Numa rua escura e fria de Quioto, com árvores gigantescas cobrindo a calçada, escuta-se o som de passos apressados indo de encontro às poças de lama que inundam a cidade. O vento forte atrapalha a visão enquanto gotas de chuva gélidas caem como tijolos sobre a testa de um homem desconhecido. Eu observo o homem. Anda olhando para os lados, um certo tom de desespero estampado em seu rosto fino, como quem foge de algo tenebroso mas que não merece total atenção do resto do mundo. Esse homem foge de um conflito interno, mas não se deixa passar despercebido quando me encara nos olhos e suplica por ajuda.
‘’Esconda-me!’’. É um pedido ou uma ordem? Não sei. Apenas observo o homem desconhecido e percebo que talvez eu tenha em minhas mãos a decisão de salvar ou não a sua vida. Pode tratar-se de um criminoso, pode tratar-se de um foragido. O homem anônimo me encara nos olhos e não pronuncia mais nenhuma palavra. No entanto, há um silêncio ensurdecedor na rua escura e fria de Quioto.

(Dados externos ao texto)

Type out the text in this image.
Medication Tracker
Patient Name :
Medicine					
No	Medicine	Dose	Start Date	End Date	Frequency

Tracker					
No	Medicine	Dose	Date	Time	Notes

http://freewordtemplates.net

Eu ajudo o homem. Entramos num beco que dá acesso à um prédio abandonado, subimos um, dois, três andares e ficamos lá, amparados pelo teto de concreto e afastados por dois pilares que ameaçam cair. O homem desconhecido respira fundo, não como quem esteja aliviado mas sim como quem finalmente tem tempo. Tempo para respirar. Ele calmamente tira de seu bolso um maço de cigarros, acende um e faz um gesto como quem estivesse me oferecendo outro. Recuso. Não fumo junto de desconhecidos.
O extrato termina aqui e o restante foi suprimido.